Kuriftu opens Djibouti seaside restaurant

0
712

The prominent Ethiopian hospitality brandKuriftu Resorts and Spas, has opened one of the biggest seaside restaurants in the heart of Djibouti city.
The company, which has become well known for its chain of recreation destinations in Ethiopia over the past ten years, has officially opened its luxury restaurant featuring global cuisine.
Tadios Getachew, the Ethiopian born diaspora who lived in the US and owner of Kuriftu Resorts and Spas, said that the eatery can accommodate 400 people as a restaurant or up to a thousand people as a cocktail reception spot.
The restaurant rests on 2000sqm and was inaugurated a week ago in the presence of top government officials in Djibouti. The facility is considered to be a big opportunity for expanding tourism in the east African nation and attracting more Ethiopian tourists or people who have visited Ethiopia.
“We are venturing out of Ethiopia because we want to be an African brand. We have been receiving many brands from all over the world but we have never been able to export our own Ethiopian brand to the rest of Africa or somewhere else before,” Tadios told Ethiopian journalists who visited the restaurant a few days before its official inaugural.

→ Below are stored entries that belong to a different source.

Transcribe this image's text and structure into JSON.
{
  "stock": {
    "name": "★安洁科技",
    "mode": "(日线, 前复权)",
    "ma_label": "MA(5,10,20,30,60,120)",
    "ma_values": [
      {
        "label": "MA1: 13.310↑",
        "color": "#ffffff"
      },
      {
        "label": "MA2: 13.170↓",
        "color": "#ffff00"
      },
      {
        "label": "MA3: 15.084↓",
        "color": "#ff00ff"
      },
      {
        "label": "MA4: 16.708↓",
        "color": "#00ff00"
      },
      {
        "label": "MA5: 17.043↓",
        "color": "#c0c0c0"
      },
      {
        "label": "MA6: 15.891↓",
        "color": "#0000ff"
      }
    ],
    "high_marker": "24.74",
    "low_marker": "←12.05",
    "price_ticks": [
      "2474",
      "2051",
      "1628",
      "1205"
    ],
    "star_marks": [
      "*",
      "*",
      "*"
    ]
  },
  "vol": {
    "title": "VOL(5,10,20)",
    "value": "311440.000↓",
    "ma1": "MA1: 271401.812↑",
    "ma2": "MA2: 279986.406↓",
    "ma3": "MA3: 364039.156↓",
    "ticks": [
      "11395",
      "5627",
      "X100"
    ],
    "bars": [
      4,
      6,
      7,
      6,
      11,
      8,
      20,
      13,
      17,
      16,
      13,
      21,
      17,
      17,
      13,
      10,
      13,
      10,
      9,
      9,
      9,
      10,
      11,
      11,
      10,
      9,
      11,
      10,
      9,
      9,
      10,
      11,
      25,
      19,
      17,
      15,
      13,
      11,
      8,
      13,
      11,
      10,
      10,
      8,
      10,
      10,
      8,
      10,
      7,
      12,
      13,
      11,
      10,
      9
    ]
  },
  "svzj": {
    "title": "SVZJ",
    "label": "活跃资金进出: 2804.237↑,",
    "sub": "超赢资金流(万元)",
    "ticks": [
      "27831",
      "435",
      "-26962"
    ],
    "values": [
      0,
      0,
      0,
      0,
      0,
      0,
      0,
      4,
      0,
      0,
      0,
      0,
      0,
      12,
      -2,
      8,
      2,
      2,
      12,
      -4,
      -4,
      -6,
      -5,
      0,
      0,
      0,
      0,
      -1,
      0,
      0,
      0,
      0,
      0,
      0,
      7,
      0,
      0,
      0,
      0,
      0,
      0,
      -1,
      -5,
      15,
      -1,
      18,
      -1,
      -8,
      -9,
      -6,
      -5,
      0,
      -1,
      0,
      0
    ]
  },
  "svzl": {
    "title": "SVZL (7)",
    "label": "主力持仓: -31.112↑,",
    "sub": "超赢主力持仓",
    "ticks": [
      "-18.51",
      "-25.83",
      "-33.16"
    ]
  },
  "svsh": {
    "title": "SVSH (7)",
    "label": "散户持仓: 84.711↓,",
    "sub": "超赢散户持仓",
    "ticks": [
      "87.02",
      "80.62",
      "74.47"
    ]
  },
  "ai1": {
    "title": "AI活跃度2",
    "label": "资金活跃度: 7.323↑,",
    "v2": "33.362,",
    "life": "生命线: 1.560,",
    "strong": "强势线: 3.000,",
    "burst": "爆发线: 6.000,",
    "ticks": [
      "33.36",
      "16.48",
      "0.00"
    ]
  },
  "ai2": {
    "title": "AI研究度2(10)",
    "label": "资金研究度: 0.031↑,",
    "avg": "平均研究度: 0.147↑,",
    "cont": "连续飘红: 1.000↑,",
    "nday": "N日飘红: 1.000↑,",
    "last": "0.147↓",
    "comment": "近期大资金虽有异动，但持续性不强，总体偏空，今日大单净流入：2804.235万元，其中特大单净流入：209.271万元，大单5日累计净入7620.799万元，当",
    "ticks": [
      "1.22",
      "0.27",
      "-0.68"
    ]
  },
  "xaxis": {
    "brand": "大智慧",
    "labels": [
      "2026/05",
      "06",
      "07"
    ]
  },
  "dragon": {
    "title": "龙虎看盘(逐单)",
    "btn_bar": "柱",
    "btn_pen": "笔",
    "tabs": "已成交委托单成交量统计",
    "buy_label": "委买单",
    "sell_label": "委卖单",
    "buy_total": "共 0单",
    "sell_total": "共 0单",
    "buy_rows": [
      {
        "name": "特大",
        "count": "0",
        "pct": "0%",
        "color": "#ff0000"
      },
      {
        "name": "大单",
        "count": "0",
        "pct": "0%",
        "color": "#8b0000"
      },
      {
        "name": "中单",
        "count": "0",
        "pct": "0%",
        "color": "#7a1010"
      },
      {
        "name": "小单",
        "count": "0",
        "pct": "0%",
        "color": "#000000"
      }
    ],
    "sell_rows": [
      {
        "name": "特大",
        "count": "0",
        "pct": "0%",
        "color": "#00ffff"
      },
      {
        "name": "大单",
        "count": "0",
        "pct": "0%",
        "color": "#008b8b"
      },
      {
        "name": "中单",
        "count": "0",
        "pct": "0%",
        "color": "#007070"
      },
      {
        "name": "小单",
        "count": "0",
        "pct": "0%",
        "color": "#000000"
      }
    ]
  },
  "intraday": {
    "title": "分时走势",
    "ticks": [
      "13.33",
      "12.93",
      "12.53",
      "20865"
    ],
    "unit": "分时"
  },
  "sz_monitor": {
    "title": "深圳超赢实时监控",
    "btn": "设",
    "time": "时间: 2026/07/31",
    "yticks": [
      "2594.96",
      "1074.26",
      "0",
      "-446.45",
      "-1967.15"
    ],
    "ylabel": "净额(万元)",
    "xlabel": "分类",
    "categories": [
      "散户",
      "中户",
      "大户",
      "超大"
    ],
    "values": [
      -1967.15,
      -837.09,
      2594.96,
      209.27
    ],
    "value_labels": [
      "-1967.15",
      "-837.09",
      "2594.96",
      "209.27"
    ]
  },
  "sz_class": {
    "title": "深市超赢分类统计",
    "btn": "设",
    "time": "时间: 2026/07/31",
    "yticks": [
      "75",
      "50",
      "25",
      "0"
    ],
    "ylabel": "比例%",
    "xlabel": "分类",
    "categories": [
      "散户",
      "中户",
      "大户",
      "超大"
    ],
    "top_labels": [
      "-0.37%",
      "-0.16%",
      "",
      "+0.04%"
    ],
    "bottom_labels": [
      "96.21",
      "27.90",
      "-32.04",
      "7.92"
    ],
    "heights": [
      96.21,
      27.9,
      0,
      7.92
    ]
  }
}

According to the owner this is the second venture for Kuriftu in Djibouti, the first one is on 65.3 hectares of land at Moucha Island, which is a 15 minute boat ride away from Djibouti’s capital. The project, which is under construction, includes a massive recreation facility on a beautiful natural white sand beach. It is a location where people can view whale sharks, dolphins and exotic fish. The company has received 653,000 square meters of land on the island, including 250,000 square meters of thick forest.

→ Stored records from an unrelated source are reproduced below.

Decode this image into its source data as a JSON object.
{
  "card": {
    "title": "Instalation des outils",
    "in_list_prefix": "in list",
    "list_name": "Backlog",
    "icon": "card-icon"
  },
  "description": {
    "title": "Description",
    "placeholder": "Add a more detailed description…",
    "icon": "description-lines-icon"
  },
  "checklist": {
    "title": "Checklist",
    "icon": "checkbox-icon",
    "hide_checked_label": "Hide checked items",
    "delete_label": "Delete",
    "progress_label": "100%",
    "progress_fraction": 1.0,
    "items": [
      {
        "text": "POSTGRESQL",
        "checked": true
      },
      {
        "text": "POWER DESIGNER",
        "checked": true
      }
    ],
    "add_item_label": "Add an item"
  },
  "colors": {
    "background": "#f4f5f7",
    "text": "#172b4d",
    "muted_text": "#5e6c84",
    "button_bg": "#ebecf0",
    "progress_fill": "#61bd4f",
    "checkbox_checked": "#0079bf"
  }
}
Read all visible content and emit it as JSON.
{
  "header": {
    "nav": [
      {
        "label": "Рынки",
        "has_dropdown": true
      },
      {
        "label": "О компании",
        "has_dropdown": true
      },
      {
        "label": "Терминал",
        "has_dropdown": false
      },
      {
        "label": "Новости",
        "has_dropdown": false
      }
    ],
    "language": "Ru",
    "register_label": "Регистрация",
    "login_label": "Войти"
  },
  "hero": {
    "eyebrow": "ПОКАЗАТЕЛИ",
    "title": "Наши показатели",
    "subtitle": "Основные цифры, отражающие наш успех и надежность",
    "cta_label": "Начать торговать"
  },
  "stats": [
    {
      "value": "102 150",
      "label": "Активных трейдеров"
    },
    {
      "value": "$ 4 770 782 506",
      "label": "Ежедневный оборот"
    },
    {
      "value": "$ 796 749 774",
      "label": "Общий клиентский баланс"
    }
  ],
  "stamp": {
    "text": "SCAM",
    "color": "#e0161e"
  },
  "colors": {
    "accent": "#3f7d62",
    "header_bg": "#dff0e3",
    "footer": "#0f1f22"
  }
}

He said that the restaurant has consumed two million USD, while the resort investment is close to USD 7 million.
“Djibouti will benefit from this value added investment and Ethiopian tourism will benefit because blue water, white sand and sea food are rarely available for Ethiopian tourists, expats and Ethiopian residents but now they only have to fly 45 minutes to experience all this,” the owner of Kuriftu said.
“Tourism in Djibouti will also benefit from this because whatever Djibouti does not have Ethiopia can provide. Ethiopian, Kenyan and Djibouti airlines can package this as a destination to promote the region,” he added.

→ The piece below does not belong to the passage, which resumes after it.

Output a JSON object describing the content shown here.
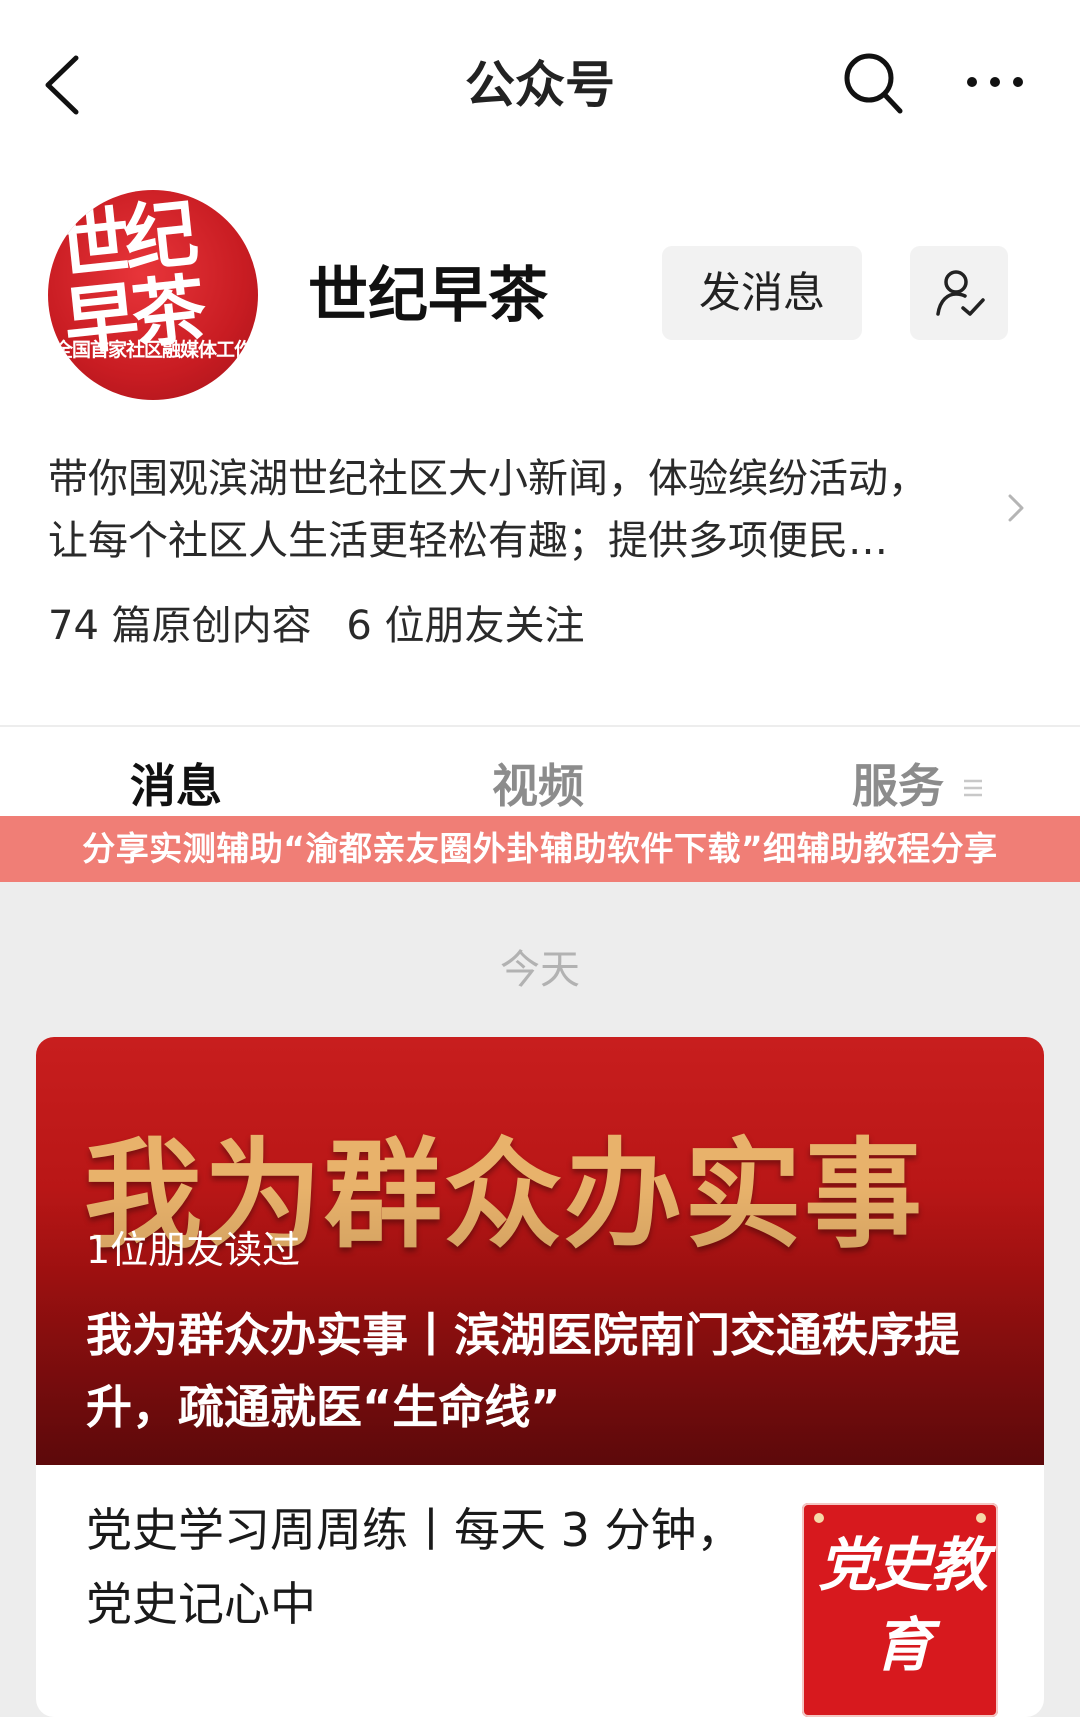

So far Kuriftu has 11 operational businesses that employ 3,000 people in Ethiopia. It is in the process of opening the largest water park in the country.
“We want to be a chain of resorts, spas and restaurants all over Africa,” he added.
Kuriftu Resorts Djibouti’s hospitality project will maintain the same standard and a similar style to Kuriftu Resorts in Ethiopia. One of the qualities of Kuriftu is the architectural design of shades in the resort.